Every so often I think,
this is really not what I wanted.
I know this is selfish, discontent, pity, grumbling, complaining, etc.,
but really, this is really not what I wanted.
This silence. This cool bed. These solitary hands. This absence. This giant, gaping hole.
I liked being a wife. It fit me really well.
I liked being domestic. Cooking dinners. Making a comfortable home for a man who worked, sometimes really, really hard to the point of exhaustion. We didn't have a really great marriage. We didn't have a really great story at all, actually.
It was messy. Ugly. Filled with all the pieces that I wish I could undo. But I tried really hard to make it pretty.

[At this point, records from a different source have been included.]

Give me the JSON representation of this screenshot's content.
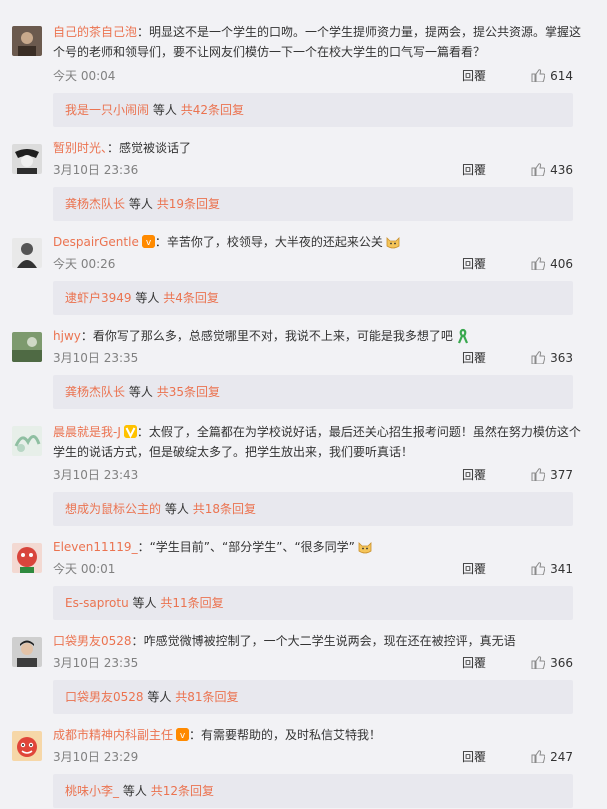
{
  "comments": [
    {
      "username": "自己的茶自己泡",
      "text": "明显这不是一个学生的口吻。一个学生提师资力量，提两会，提公共资源。掌握这个号的老师和领导们，要不让网友们模仿一下一个在校大学生的口气写一篇看看？",
      "time": "今天 00:04",
      "reply": "回覆",
      "likes": "614",
      "sub_user": "我是一只小闹闹",
      "sub_mid": "等人",
      "sub_count": "共42条回复",
      "avatar_color": "#6b5a4e"
    },
    {
      "username": "暂别时光、",
      "text": "感觉被谈话了",
      "time": "3月10日 23:36",
      "reply": "回覆",
      "likes": "436",
      "sub_user": "龚杨杰队长",
      "sub_mid": "等人",
      "sub_count": "共19条回复",
      "avatar_color": "#2e2e2e"
    },
    {
      "username": "DespairGentle",
      "text": "辛苦你了，校领导，大半夜的还起来公关",
      "time": "今天 00:26",
      "reply": "回覆",
      "likes": "406",
      "sub_user": "逮虾户3949",
      "sub_mid": "等人",
      "sub_count": "共4条回复",
      "avatar_color": "#7a7a7a"
    },
    {
      "username": "hjwy",
      "text": "看你写了那么多，总感觉哪里不对，我说不上来，可能是我多想了吧",
      "time": "3月10日 23:35",
      "reply": "回覆",
      "likes": "363",
      "sub_user": "龚杨杰队长",
      "sub_mid": "等人",
      "sub_count": "共35条回复",
      "avatar_color": "#5f7a55"
    },
    {
      "username": "晨晨就是我-J",
      "text": "太假了，全篇都在为学校说好话，最后还关心招生报考问题！虽然在努力模仿这个学生的说话方式，但是破绽太多了。把学生放出来，我们要听真话！",
      "time": "3月10日 23:43",
      "reply": "回覆",
      "likes": "377",
      "sub_user": "想成为鼠标公主的",
      "sub_mid": "等人",
      "sub_count": "共18条回复",
      "avatar_color": "#b7d6c4"
    },
    {
      "username": "Eleven11119_",
      "text": "“学生目前”、“部分学生”、“很多同学”",
      "time": "今天 00:01",
      "reply": "回覆",
      "likes": "341",
      "sub_user": "Es-saprotu",
      "sub_mid": "等人",
      "sub_count": "共11条回复",
      "avatar_color": "#d8453c"
    },
    {
      "username": "口袋男友0528",
      "text": "咋感觉微博被控制了，一个大二学生说两会，现在还在被控评，真无语",
      "time": "3月10日 23:35",
      "reply": "回覆",
      "likes": "366",
      "sub_user": "口袋男友0528",
      "sub_mid": "等人",
      "sub_count": "共81条回复",
      "avatar_color": "#3d3d3d"
    },
    {
      "username": "成都市精神内科副主任",
      "text": "有需要帮助的，及时私信艾特我！",
      "time": "3月10日 23:29",
      "reply": "回覆",
      "likes": "247",
      "sub_user": "桃味小李_",
      "sub_mid": "等人",
      "sub_count": "共12条回复",
      "avatar_color": "#e0453a"
    }
  ]
}
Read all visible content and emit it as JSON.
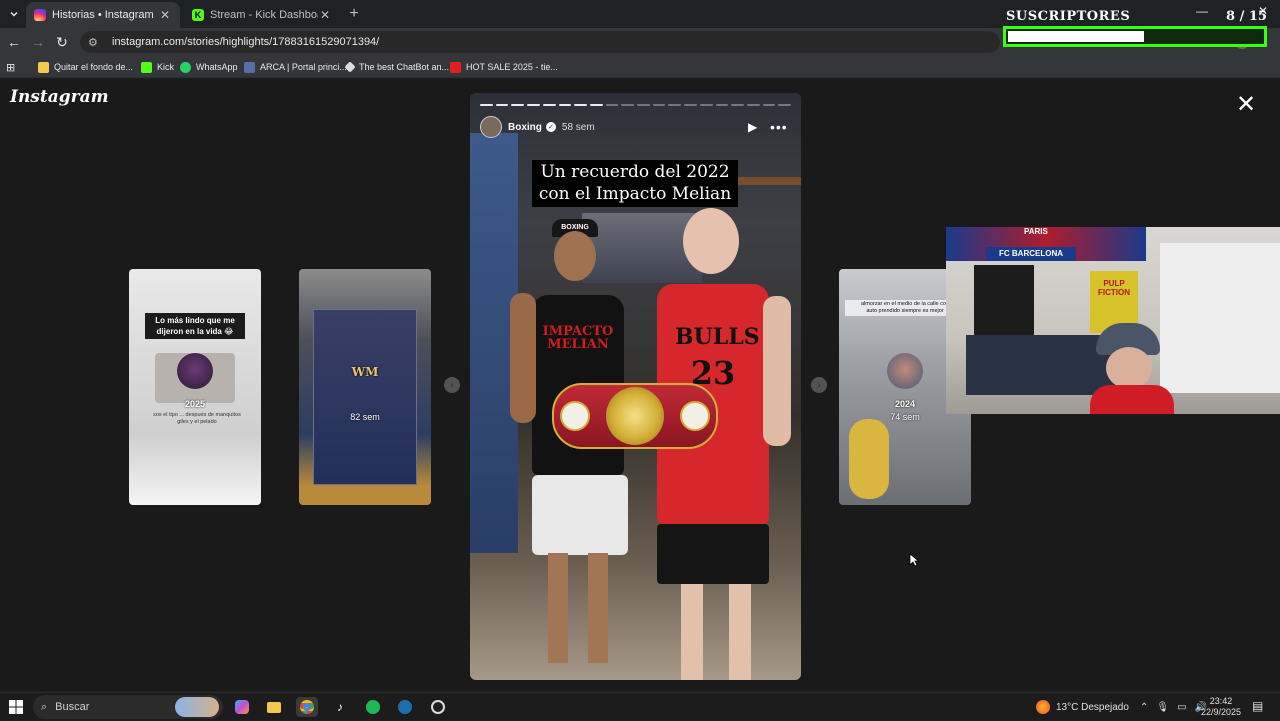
{
  "browser": {
    "tabs": [
      {
        "title": "Historias • Instagram",
        "active": true,
        "color": "#e1306c"
      },
      {
        "title": "Stream - Kick Dashboard",
        "active": false,
        "color": "#53fc18"
      }
    ],
    "url": "instagram.com/stories/highlights/17883161529071394/",
    "bookmarks": [
      {
        "label": "Quitar el fondo de...",
        "color": "#f2c94c"
      },
      {
        "label": "Kick",
        "color": "#53fc18"
      },
      {
        "label": "WhatsApp",
        "color": "#25d366"
      },
      {
        "label": "ARCA | Portal princi...",
        "color": "#5a6ea8"
      },
      {
        "label": "The best ChatBot an...",
        "color": "#dddddd"
      },
      {
        "label": "HOT SALE 2025 - tie...",
        "color": "#e02020"
      }
    ]
  },
  "instagram": {
    "logo": "Instagram",
    "previews": [
      {
        "year": "2025",
        "title_lines": [
          "Lo más lindo que me",
          "dijeron en la vida 😂"
        ],
        "body": "sos el tipo ... después de manquitos giles y el pelado"
      },
      {
        "age": "82 sem"
      },
      {
        "year": "2024",
        "age": "74 sem",
        "title_lines": [
          "almorzar en el medio de la calle con",
          "auto prendido siempre es mejor"
        ]
      }
    ],
    "story": {
      "username": "Boxing",
      "age": "58 sem",
      "caption_lines": [
        "Un recuerdo del 2022",
        "con el Impacto Melian"
      ],
      "progress_total": 20,
      "progress_done": 8,
      "shirt_text_1": "IMPACTO MELIAN",
      "shirt_text_2": "BULLS",
      "shirt_number": "23",
      "cap_text": "BOXING"
    }
  },
  "overlay": {
    "subs_label": "SUSCRIPTORES",
    "subs_count": "8 / 15",
    "subs_progress": 0.53,
    "bar_color": "#39ff14",
    "webcam_signs": [
      "PARIS",
      "FC BARCELONA",
      "PULP FICTION"
    ]
  },
  "taskbar": {
    "search_placeholder": "Buscar",
    "weather": "13°C  Despejado",
    "time": "23:42",
    "date": "22/9/2025"
  }
}
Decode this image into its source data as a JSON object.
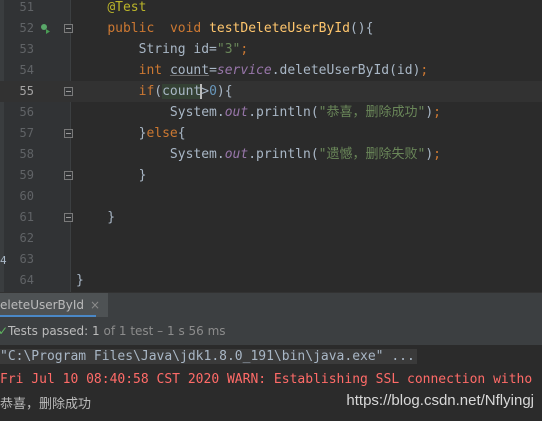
{
  "editor": {
    "lines": [
      {
        "num": "51",
        "tokens": [
          {
            "t": "    "
          },
          {
            "t": "@Test",
            "c": "ann"
          }
        ]
      },
      {
        "num": "52",
        "icon": "run-test-icon",
        "tokens": [
          {
            "t": "    "
          },
          {
            "t": "public",
            "c": "kw"
          },
          {
            "t": "  "
          },
          {
            "t": "void",
            "c": "kw"
          },
          {
            "t": " "
          },
          {
            "t": "testDeleteUserById",
            "c": "fn"
          },
          {
            "t": "(){"
          }
        ]
      },
      {
        "num": "53",
        "tokens": [
          {
            "t": "        String id="
          },
          {
            "t": "\"3\"",
            "c": "str"
          },
          {
            "t": ";",
            "c": "kw"
          }
        ]
      },
      {
        "num": "54",
        "tokens": [
          {
            "t": "        "
          },
          {
            "t": "int",
            "c": "kw"
          },
          {
            "t": " "
          },
          {
            "t": "count",
            "c": "underline"
          },
          {
            "t": "="
          },
          {
            "t": "service",
            "c": "ital"
          },
          {
            "t": ".deleteUserById(id)"
          },
          {
            "t": ";",
            "c": "kw"
          }
        ]
      },
      {
        "num": "55",
        "current": true,
        "tokens": [
          {
            "t": "        "
          },
          {
            "t": "if",
            "c": "kw"
          },
          {
            "t": "("
          },
          {
            "t": "count",
            "c": "hl"
          },
          {
            "caret": true
          },
          {
            "t": ">"
          },
          {
            "t": "0",
            "c": "num"
          },
          {
            "t": "){"
          }
        ]
      },
      {
        "num": "56",
        "tokens": [
          {
            "t": "            System."
          },
          {
            "t": "out",
            "c": "ital"
          },
          {
            "t": ".println("
          },
          {
            "t": "\"恭喜，删除成功\"",
            "c": "str"
          },
          {
            "t": ")"
          },
          {
            "t": ";",
            "c": "kw"
          }
        ]
      },
      {
        "num": "57",
        "tokens": [
          {
            "t": "        }"
          },
          {
            "t": "else",
            "c": "kw"
          },
          {
            "t": "{"
          }
        ]
      },
      {
        "num": "58",
        "tokens": [
          {
            "t": "            System."
          },
          {
            "t": "out",
            "c": "ital"
          },
          {
            "t": ".println("
          },
          {
            "t": "\"遗憾，删除失败\"",
            "c": "str"
          },
          {
            "t": ")"
          },
          {
            "t": ";",
            "c": "kw"
          }
        ]
      },
      {
        "num": "59",
        "tokens": [
          {
            "t": "        }"
          }
        ]
      },
      {
        "num": "60",
        "tokens": []
      },
      {
        "num": "61",
        "tokens": [
          {
            "t": "    }"
          }
        ]
      },
      {
        "num": "62",
        "tokens": []
      },
      {
        "num": "63",
        "tokens": []
      },
      {
        "num": "64",
        "tokens": [
          {
            "t": "}"
          }
        ]
      }
    ],
    "stray_char": "4"
  },
  "run_panel": {
    "tab_label": "eleteUserById",
    "close_glyph": "×"
  },
  "status": {
    "check_glyph": "✓",
    "passed_label": "Tests passed: ",
    "passed_count": "1",
    "detail": " of 1 test – 1 s 56 ms"
  },
  "console": {
    "command": "\"C:\\Program Files\\Java\\jdk1.8.0_191\\bin\\java.exe\" ...",
    "warning": "Fri Jul 10 08:40:58 CST 2020 WARN: Establishing SSL connection witho",
    "output": "恭喜，删除成功",
    "watermark": "https://blog.csdn.net/Nflyingj"
  },
  "colors": {
    "editor_bg": "#2b2b2b",
    "keyword": "#cc7832",
    "string": "#6a8759",
    "method": "#ffc66d",
    "annotation": "#bbb529",
    "number": "#6897bb",
    "field": "#9876aa",
    "warning": "#ff6b68",
    "passed": "#5fb35f"
  }
}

This whole thing. This empty left-hand ring finger is not what I wanted.
It's what I got instead that I find more amazing.
Because, as much as I liked being a wife, I find the abundance of grace and forgiveness more beautiful. Somehow, starting over has meant so much more than just my own story. I find the restoration in broken relationships with people I hadn't talked to in five years to be a very bittersweet, emotional, God-exalting thing.
I'm learning that I don't have to try to hide what I thought I needed to prove.
It turns out the Father does run to the son (or in this case, daughter), who stumbles back onto the property, searching for some kind of relief.
What a moment to discover that falling short of everything I wanted is precisely what I needed.
I think that's a good place to start.